Earnings Almost Spot On

Glomac’s FY10 results were almost spot on with our estimates and 9% above consensus numbers. Although y-o-y FY10 turnover dipped 8%, net profit jumped 27% as progress billings on some of its high-margin projects picked up pace as well as recognition of earnings from some land sale and gains from the monetisation of two investment assets. Incorporating certain key launches slated for FY11 into our forecasts, we are upgrading our FY11 earnings forecast marginally by 8.5% and introduce our FY12 numbers. The proposed final dividend of 4.5 sen was better than we expected, bringing the total FY10 gross dividend to 8.5 sen (vs 7.0 sen in FY09). Despite the earnings upgrade, we are fine-tuning our CY10 target price to RM1.81 (from RM1.83) to reflect some marginal fine-tuning to certain balance sheet items. Maintain Trading Buy.

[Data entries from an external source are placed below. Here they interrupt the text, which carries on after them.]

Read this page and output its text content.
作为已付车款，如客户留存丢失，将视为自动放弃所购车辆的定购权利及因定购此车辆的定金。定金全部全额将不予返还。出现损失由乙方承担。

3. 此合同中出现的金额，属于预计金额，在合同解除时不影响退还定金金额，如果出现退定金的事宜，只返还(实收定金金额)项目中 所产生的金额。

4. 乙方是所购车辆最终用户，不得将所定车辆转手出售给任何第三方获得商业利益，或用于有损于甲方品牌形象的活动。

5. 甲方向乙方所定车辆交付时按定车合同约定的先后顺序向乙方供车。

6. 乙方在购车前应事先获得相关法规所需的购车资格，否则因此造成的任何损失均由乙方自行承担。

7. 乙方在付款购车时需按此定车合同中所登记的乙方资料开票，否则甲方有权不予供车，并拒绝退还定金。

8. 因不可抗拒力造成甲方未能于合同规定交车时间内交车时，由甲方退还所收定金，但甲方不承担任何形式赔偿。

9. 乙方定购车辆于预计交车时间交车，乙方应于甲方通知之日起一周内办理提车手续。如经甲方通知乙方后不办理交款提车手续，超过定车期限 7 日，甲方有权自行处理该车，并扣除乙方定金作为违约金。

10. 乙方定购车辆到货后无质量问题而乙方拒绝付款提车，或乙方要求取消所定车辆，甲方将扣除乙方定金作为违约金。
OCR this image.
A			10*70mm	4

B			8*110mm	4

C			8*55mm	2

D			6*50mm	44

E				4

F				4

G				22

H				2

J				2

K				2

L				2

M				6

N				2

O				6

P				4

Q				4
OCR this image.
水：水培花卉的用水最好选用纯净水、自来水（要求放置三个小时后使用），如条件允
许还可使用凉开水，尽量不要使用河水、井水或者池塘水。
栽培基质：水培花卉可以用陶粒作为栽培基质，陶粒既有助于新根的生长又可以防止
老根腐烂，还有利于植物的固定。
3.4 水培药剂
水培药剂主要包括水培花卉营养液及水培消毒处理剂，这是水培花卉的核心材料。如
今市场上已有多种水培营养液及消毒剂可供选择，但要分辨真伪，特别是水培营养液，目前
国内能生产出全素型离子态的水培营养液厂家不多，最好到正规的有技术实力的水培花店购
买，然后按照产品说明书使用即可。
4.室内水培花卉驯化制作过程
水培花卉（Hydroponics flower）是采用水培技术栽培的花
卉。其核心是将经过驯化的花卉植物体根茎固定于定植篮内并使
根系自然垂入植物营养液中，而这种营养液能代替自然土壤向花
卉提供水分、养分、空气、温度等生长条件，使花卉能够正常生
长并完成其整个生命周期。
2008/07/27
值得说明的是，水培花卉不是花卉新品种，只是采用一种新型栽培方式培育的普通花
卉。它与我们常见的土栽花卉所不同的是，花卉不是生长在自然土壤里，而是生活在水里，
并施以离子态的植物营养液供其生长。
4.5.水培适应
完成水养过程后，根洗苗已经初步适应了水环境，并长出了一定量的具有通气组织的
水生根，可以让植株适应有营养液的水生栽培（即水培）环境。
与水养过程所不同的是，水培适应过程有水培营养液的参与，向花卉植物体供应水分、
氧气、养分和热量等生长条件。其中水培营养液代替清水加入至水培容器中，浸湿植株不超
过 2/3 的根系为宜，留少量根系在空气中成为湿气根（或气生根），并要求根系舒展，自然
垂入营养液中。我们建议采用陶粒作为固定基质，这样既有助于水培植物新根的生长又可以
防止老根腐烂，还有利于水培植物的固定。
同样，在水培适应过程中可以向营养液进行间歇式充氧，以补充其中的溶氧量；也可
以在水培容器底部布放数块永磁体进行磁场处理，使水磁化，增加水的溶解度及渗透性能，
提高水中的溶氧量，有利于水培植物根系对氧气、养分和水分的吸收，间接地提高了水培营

Strong earnings recovery, margin expansion. Although FY10 turnover fell marginally by 8% y-o-y, net profit improved significantly by 27%. Turnover fell due to: (i) full completion of Suria Stonor, a key earnings contributor in FY09; and (ii) the full impact from recently launched projects such as Glomac Damansara and Glomac Cyberjaya would only be felt more meaningfully in FY11 and onwards as progress billings pick up. On the other hand, the improvement in bottom line and earnings margin expansion was mainly due to: (i) stronger earnings from Bandar Saujana Utama and the high-margin Glomac Tower as well as, to a smaller extent, Glomac Damansara; and (ii) gain from the recent monetisation of Wisma Glomac 3 and Block B Glomac Business Centre.

A great year = higher dividend. With much improved earnings performance in FY10, the final dividend of 4.5 sen beat our expectation. This brings the total FY10 gross dividend to 8.5 sen (vs. 7.0sen in FY09). Based on the last closing price, this would translate into a gross yield of 6.7%.

Earnings forecasts upgraded. Management guided that Glomac would be launching its RM145m retail mall and RM240m 2-block serviced apartments, both in Glomac Damansara, in FY11. As the former is likely to be marketed as an en bloc sale and to be prudent, we are not including this into our earnings forecast for now. Incorporating the latter project into our earnings forecast, with construction works to begin in 2HFY11, we are upgrading our FY11 earnings projection marginally by 8.5%.

Maintain Trading Buy.
Despite the earnings upgrade, we are fine-tuning our CY10 target price to RM1.81 (from RM1.83) based on 0.94x CY10 P/NTA, at which most mid-cap property stocks are trading, to reflect some fine-tuning on certain balance sheet items. Maintain Trading Buy.